Moreover, the complex machinery for the resolution of industrial disputes, which itself is a product of the partnership process, has been crucially important in stemming the incidence of strikes. Only those who do not remember the early 1980s can dismiss lightly the pleasures of industrial peace.
Second, the trading of tax cuts for moderate increases in money wages has been a hallmark of national pay agreements. In the short run, this proved highly successful in curbing money wage growth - thereby enhancing competitiveness - while at the same time ensuring sustained improvements in workers' real incomes.
However, the hidden benefits of this initiative are often overlooked. The trade-off gave ordinary workers a taste for tax cuts. Tax cuts became universally popular. As a result, from the early 1990s the tax-cutting agenda met with minimal political resistance. Reductions in taxes on labour not only played an important part in triggering the boom, but they created an economy in Ireland that remains both adaptable and flexible.
Third, over time, social partnership has become a broad church. Following the advice once proffered by former US president Lyndon Baines Johnson, Taoiseach Bertie Ahern has taken great pains to shepherd a wide array of interest groups into the partnership tent.
On the one hand, this strategy has worked to neutralise the political impact of such groups. On the other, they have much to show for their participation.
Social partnership has become an important mechanism for protecting the poor, both within the labour market and outside it. Economic booms usually accentuate income inequality. Contrary to popular belief, income inequality has not worsened noticeably during the boom.

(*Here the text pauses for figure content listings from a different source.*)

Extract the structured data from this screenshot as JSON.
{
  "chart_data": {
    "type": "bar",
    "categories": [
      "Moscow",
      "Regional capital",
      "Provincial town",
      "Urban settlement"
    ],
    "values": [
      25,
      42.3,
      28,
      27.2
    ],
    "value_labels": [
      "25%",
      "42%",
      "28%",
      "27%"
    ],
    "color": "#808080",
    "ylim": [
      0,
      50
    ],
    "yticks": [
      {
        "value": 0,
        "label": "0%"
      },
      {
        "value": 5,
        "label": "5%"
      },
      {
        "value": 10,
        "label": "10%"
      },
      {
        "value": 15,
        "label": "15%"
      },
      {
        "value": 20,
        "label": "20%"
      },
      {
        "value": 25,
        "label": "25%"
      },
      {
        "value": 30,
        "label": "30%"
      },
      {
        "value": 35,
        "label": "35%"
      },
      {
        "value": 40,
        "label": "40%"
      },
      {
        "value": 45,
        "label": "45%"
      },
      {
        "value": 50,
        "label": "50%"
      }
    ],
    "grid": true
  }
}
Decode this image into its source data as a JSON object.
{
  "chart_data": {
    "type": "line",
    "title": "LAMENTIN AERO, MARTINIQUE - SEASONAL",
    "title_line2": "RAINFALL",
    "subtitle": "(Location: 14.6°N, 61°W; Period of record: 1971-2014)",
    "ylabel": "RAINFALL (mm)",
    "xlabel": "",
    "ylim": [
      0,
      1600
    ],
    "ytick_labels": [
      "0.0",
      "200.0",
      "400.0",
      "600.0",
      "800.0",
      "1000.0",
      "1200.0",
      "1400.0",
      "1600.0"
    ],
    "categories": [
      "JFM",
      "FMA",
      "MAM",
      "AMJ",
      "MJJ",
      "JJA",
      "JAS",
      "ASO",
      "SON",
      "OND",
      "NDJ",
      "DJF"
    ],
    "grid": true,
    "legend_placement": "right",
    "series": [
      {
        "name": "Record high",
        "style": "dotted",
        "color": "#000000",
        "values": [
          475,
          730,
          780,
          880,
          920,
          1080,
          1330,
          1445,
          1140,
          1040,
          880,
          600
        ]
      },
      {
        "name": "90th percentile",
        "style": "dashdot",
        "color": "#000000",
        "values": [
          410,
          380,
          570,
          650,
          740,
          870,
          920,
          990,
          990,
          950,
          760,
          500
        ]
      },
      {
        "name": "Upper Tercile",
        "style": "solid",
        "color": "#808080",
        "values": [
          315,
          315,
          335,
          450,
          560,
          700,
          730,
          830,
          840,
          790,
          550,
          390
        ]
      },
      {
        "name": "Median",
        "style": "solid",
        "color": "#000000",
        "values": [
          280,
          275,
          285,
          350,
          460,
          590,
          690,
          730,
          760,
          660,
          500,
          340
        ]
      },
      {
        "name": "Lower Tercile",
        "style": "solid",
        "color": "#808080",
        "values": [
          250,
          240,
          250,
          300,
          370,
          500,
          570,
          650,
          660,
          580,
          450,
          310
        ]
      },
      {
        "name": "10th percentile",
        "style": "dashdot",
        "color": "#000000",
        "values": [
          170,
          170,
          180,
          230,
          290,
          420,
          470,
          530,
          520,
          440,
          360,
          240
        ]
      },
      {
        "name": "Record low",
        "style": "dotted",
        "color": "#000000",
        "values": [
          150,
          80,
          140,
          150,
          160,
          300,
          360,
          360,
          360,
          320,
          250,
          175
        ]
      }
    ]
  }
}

While the partnership model is under some strain at present, there are sound reasons for not discarding it lightly. At last month's Dublin Economic Workshop in Kenmare, Dr Don Thornhill and Dr Donal de Buitléir warned that a transition from national agreements to localised wage bargaining carried real risks of disruptive and costly strikes, pay overshooting and the victimisation of vulnerable workers.
But while there is a strong case for retaining centralised pay bargaining, the process requires updating.
As the boom in domestic demand fades, faster export growth offers the only lifeline to future prosperity. But the potential to achieve faster export growth is hamstrung by the economy's diminished cost and price competitiveness.
The rate of growth of all domestic costs must be curbed if competitiveness is to be regained and the export drive re-engineered. A domestic slowdown will take some of the heat out of domestic price and cost increases. But this needs to be reinforced by recognising explicitly the imperative of international competitiveness in any future pay deal.
Drs Thornhill and de Buitléir have proposed an outline productivity plus inflation formula for future pay increases, where the inflation adjustment is determined not by price rises at home but by the weighted average inflation rate prevailing in our trading partners.
While their model has many loose ends, it possesses one overriding attribute: it explicitly links Irish pay formation both to competitiveness and to productivity growth.
Both are essential if the economy is to emerge successfully from the current slowdown.